Der Luzerner Nationalrat Franz Grüter, der Schwyzer Nationalrat Marcel Dettling und der Berner Gesundheits-, Sozial- und Integrationsdirektor Pierre Alain Schnegg haben sich über das Wochenende auch aus dem Rennen für die Maurer-Nachfolge genommen.

Favoritinnen und Favoriten halten sich bedeckt

Die oft gehandelten Topfavoritinnen und -favoriten hielten sich vorerst noch weitgehend bedeckt. Der Berner Nationalrat Albert Rösti, der die SVP Schweiz von 2016 bis 2020 präsidierte, räumte in der Samstagsrundschau von Schweizer Radio SRF zumindest ein, dass er sich Gedanken über eine Kandidatur mache.

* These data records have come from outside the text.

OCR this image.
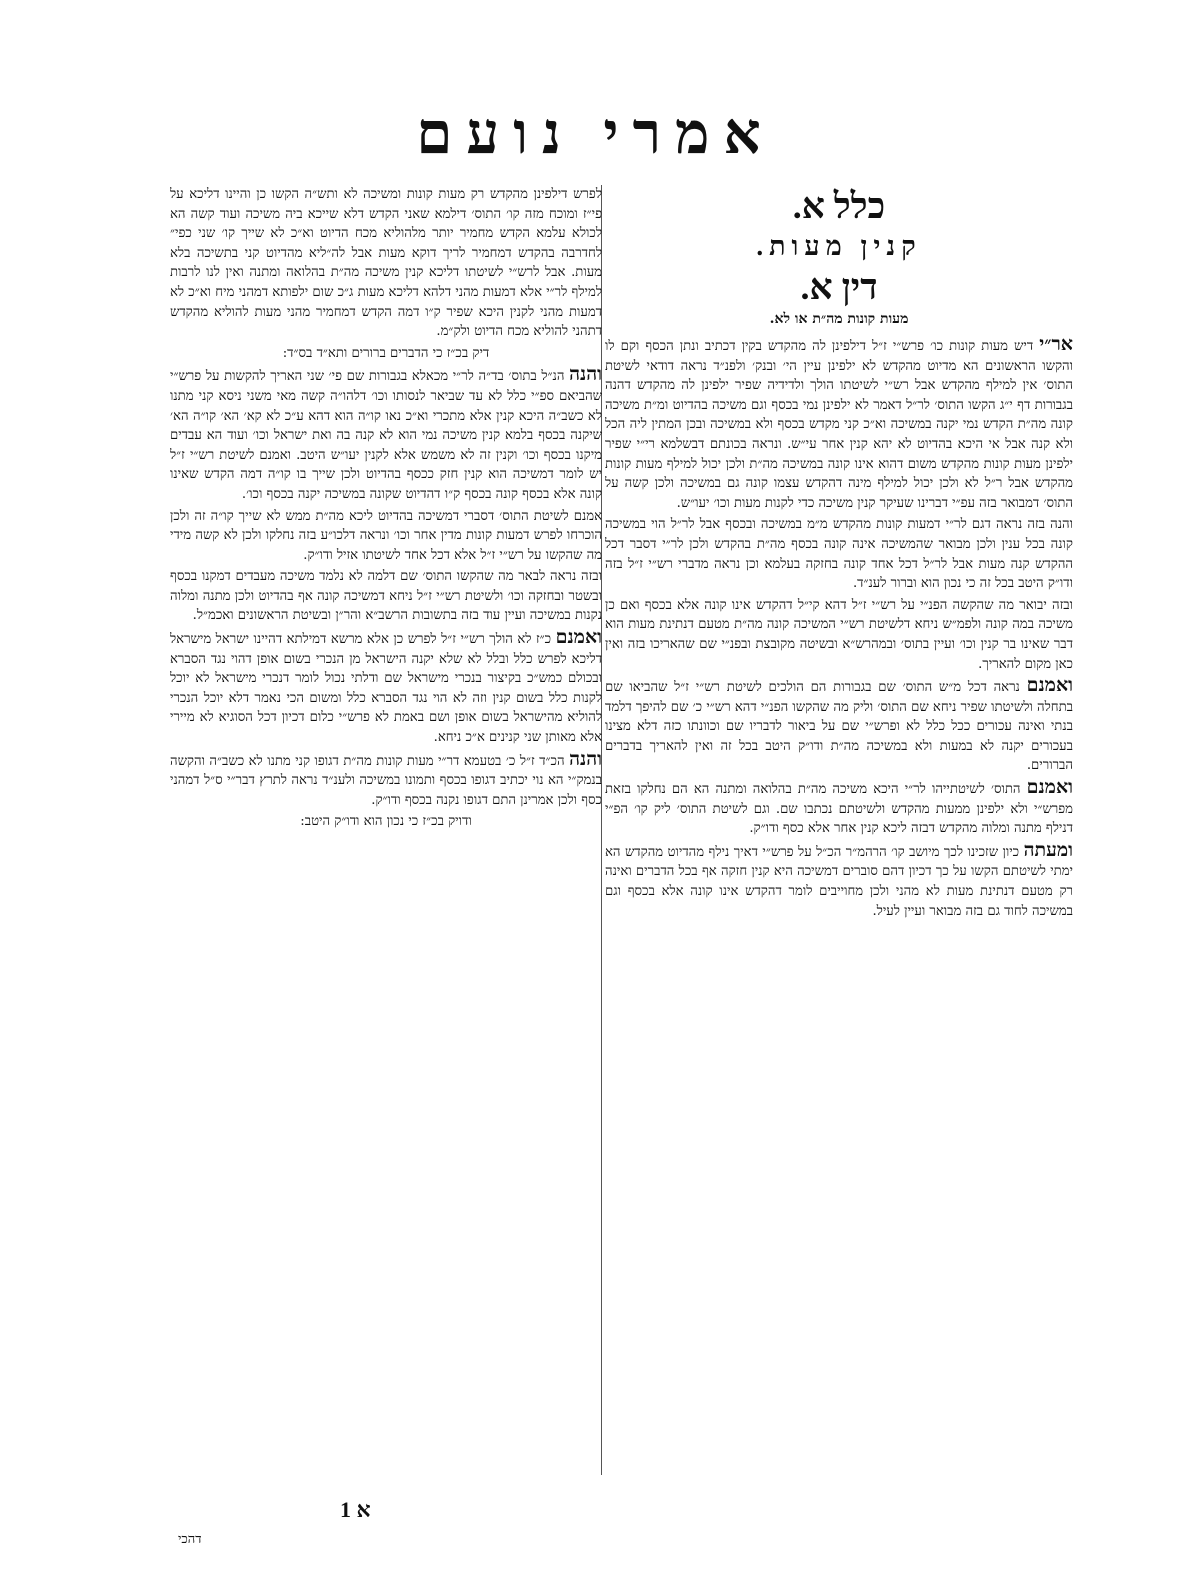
אמרי נועם
כלל א.
קנין מעות.
דין א.
מעות קונות מה״ת או לא.

אר״י דיש מעות קונות כו׳ פרש״י ז״ל דילפינן לה מהקדש בקין דכתיב ונתן הכסף וקם לו והקשו הראשונים הא מדיוט מהקדש לא ילפינן עיין הי׳ ובנק׳ ולפנ״ד נראה דודאי לשיטת התוס׳ אין למילף מהקדש אבל רש״י לשיטתו הולך ולדידיה שפיר ילפינן לה מהקדש דהנה בגבורות דף י״ג הקשו התוס׳ לר״ל דאמר לא ילפינן נמי בכסף וגם משיכה בהדיוט ומ״ת משיכה קונה מה״ת הקדש נמי יקנה במשיכה וא״כ קני מקדש בכסף ולא במשיכה ובכן המתין ליה הכל ולא קנה אבל אי היכא בהדיוט לא יהא קנין אחר עי״ש. ונראה בכונתם דבשלמא רי״י שפיר ילפינן מעות קונות מהקדש משום דהוא אינו קונה במשיכה מה״ת ולכן יכול למילף מעות קונות מהקדש אבל ר״ל לא ולכן יכול למילף מינה דהקדש עצמו קונה גם במשיכה ולכן קשה על התוס׳ דמבואר בזה עפ״י דברינו שעיקר קנין משיכה כדי לקנות מעות וכו׳ יעו״ש.

והנה בזה נראה דגם לר״י דמעות קונות מהקדש מ״מ במשיכה ובכסף אבל לר״ל הוי במשיכה קונה בכל ענין ולכן מבואר שהמשיכה אינה קונה בכסף מה״ת בהקדש ולכן לר״י דסבר דכל ההקדש קנה מעות אבל לר״ל דכל אחד קונה בחזקה בעלמא וכן נראה מדברי רש״י ז״ל בזה ודו״ק היטב בכל זה כי נכון הוא וברור לענ״ד.

ובזה יבואר מה שהקשה הפנ״י על רש״י ז״ל דהא קי״ל דהקדש אינו קונה אלא בכסף ואם כן משיכה במה קונה ולפמ״ש ניחא דלשיטת רש״י המשיכה קונה מה״ת מטעם דנתינת מעות הוא דבר שאינו בר קנין וכו׳ ועיין בתוס׳ ובמהרש״א ובשיטה מקובצת ובפנ״י שם שהאריכו בזה ואין כאן מקום להאריך.

ואמנם נראה דכל מ״ש התוס׳ שם בגבורות הם הולכים לשיטת רש״י ז״ל שהביאו שם בתחלה ולשיטתו שפיר ניחא שם התוס׳ וליק מה שהקשו הפנ״י דהא רש״י כ׳ שם להיפך דלמד בנתי ואינה עכורים ככל כלל לא ופרש״י שם על ביאור לדבריו שם וכוונתו כזה דלא מצינו בעכורים יקנה לא במעות ולא במשיכה מה״ת ודו״ק היטב בכל זה ואין להאריך בדברים הברורים.

ואמנם התוס׳ לשיטתייהו לר״י היכא משיכה מה״ת בהלואה ומתנה הא הם נחלקו בזאת מפרש״י ולא ילפינן ממעות מהקדש ולשיטתם נכתבו שם. וגם לשיטת התוס׳ ליק קו׳ הפ״י דנילף מתנה ומלוה מהקדש דבזה ליכא קנין אחר אלא כסף ודו״ק.

ומעתה כיון שזכינו לכך מיושב קו׳ הרהמ״ר הכ״ל על פרש״י דאיך נילף מהדיוט מהקדש הא ימתי לשיטתם הקשו על כך דכיון דהם סוברים דמשיכה היא קנין חזקה אף בכל הדברים ואינה רק מטעם דנתינת מעות לא מהני ולכן מחוייבים לומר דהקדש אינו קונה אלא בכסף וגם במשיכה לחוד גם בזה מבואר ועיין לעיל.

לפרש דילפינן מהקדש רק מעות קונות ומשיכה לא ותש״ה הקשו כן והיינו דליכא על פי״ז ומוכח מזה קו׳ התוס׳ דילמא שאני הקדש דלא שייכא ביה משיכה ועוד קשה הא לכולא עלמא הקדש מחמיר יותר מלהוליא מכח הדיוט וא״כ לא שייך קו׳ שני כפי״ לחדרבה בהקדש דמחמיר לריך דוקא מעות אבל לה״ליא מהדיוט קני בתשיכה בלא מעות. אבל לרש״י לשיטתו דליכא קנין משיכה מה״ת בהלואה ומתנה ואין לנו לרבות למילף לר״י אלא דמעות מהני דלהא דליכא מעות ג״כ שום ילפותא דמהני מיח וא״כ לא דמעות מהני לקנין היכא שפיר ק״ו דמה הקדש דמחמיר מהני מעות להוליא מהקדש דתהני להוליא מכח הדיוט ולק״מ.

דיק בכ״ז כי הדברים ברורים ותא״ד בס״ד:

והנה הנ״ל בתוס׳ בד״ה לר״י מכאלא בגבורות שם פי׳ שני האריך להקשות על פרש״י שהביאם ספ״י כלל לא עד שביאר לנסותו וכו׳ דלהו״ה קשה מאי משני ניסא קני מתנו לא כשב״ה היכא קנין אלא מתכרי וא״כ נאו קו״ה הוא דהא ע״כ לא קא׳ הא׳ קו״ה הא׳ שיקנה בכסף בלמא קנין משיכה נמי הוא לא קנה בה ואת ישראל וכו׳ ועוד הא עבדים מיקנו בכסף וכו׳ וקנין זה לא משמש אלא לקנין יעו״ש היטב. ואמנם לשיטת רש״י ז״ל יש לומר דמשיכה הוא קנין חזק ככסף בהדיוט ולכן שייך בו קו״ה דמה הקדש שאינו קונה אלא בכסף קונה בכסף ק״ו דהדיוט שקונה במשיכה יקנה בכסף וכו׳.

אמנם לשיטת התוס׳ דסברי דמשיכה בהדיוט ליכא מה״ת ממש לא שייך קו״ה זה ולכן הוכרחו לפרש דמעות קונות מדין אחר וכו׳ ונראה דלכו״ע בזה נחלקו ולכן לא קשה מידי מה שהקשו על רש״י ז״ל אלא דכל אחד לשיטתו אזיל ודו״ק.

ובזה נראה לבאר מה שהקשו התוס׳ שם דלמה לא נלמד משיכה מעבדים דמקנו בכסף ובשטר ובחזקה וכו׳ ולשיטת רש״י ז״ל ניחא דמשיכה קונה אף בהדיוט ולכן מתנה ומלוה נקנות במשיכה ועיין עוד בזה בתשובות הרשב״א והר״ן ובשיטת הראשונים ואכמ״ל.

ואמנם כ״ז לא הולך רש״י ז״ל לפרש כן אלא מרשא דמילתא דהיינו ישראל מישראל דליכא לפרש כלל ובלל לא שלא יקנה הישראל מן הנכרי בשום אופן דהוי נגד הסברא ובכולם כמש״כ בקיצור בנכרי מישראל שם ודלתי נכול לומר דנכרי מישראל לא יוכל לקנות כלל בשום קנין וזה לא הוי נגד הסברא כלל ומשום הכי נאמר דלא יוכל הנכרי להוליא מהישראל בשום אופן ושם באמת לא פרש״י כלום דכיון דכל הסוגיא לא מיירי אלא מאותן שני קנינים א״כ ניחא.

והנה הכ״ד ז״ל כ׳ בטעמא דר״י מעות קונות מה״ת דגופו קני מתנו לא כשב״ה והקשה בנמק״י הא נוי יכתיב דגופו בכסף ותמונו במשיכה ולענ״ד נראה לתרץ דבר״י ס״ל דמהני כסף ולכן אמרינן התם דגופו נקנה בכסף ודו״ק.

ודויק בכ״ז כי נכון הוא ודו״ק היטב:

א 1
דהכי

Er suche nun aber erst einmal das Gespräch mit der Familie und der Partei. "Ich werde dann zu gegebener Zeit entscheiden, ob ich in dieses Rennen steige."

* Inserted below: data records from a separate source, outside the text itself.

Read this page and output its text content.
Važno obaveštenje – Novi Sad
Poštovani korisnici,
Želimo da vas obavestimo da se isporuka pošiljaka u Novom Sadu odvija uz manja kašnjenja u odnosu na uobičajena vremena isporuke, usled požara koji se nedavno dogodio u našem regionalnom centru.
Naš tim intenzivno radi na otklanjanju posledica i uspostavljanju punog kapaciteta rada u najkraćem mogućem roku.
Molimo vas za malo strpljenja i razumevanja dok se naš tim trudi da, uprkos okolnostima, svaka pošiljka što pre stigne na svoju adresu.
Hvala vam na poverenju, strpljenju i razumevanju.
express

Die Zürcher Gesundheitsdirektorin und frühere Nationalrätin Natalie Rickli legte sich ebenfalls noch nicht fest: Es sei eine grosse Ehre als mögliche Maurer-Nachfolgerin genannt zu werden - aber sie habe bis anhin gar nicht überlegt, für den Bundesrat zu kandidieren, sagte die 45-Jährige in einem Interview mit dem Schweizer Fernsehen SRF. Ihr Fokus liege derzeit auf den Erneuerungswahlen für den Zürcher Regierungsrat im Frühling 2023.

Es sei "noch viel zu früh für ein Ja oder Nein zu einer möglichen Kandidatur", sagte auch die St. Galler Nationalrätin Esther Friedli der "NZZ am Sonntag". Die 45-jährige Politikberaterin und Gastronomin ist seit 2019 im eidgenössischen Parlament. Medien und Parteipräsident Marco Chiesa zählen sie zu den valablen Kandidatinnen.

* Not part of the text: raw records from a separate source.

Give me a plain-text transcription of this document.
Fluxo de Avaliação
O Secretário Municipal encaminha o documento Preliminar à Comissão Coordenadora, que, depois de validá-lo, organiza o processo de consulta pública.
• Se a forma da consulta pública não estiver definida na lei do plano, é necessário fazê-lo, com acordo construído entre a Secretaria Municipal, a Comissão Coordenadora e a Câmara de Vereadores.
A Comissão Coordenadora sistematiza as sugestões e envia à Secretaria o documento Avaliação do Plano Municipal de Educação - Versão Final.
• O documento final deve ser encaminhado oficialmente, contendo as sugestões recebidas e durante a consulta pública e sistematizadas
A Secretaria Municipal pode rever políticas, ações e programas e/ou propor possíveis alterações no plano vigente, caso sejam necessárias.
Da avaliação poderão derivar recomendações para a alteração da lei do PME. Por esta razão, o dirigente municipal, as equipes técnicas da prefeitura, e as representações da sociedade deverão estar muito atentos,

Noch nicht explizit geäussert hat sich der Zuger Nationalrat Thomas Aeschi, der als SVP-Fraktionschef praktisch von Amtes wegen zum Favoritenkreis gehört. Der 43-jährige Unternehmensberater war bereits 2015 offizieller Bundesratskandidat bei der Nachfolge von Eveline Widmer-Schlumpf, unterlag aber Parteikollege Guy Parmelin.

Die Kantonalsektionen können bis am 21. Oktober ihre Bewerbungen einreichen. Die SVP-Fraktion wird voraussichtlich am 18. November entscheiden, welche Kandidatinnen und Kandidaten sie der Vereinigten Bundesversammlung am 7. Dezember zur Wahl vorschlagen wird.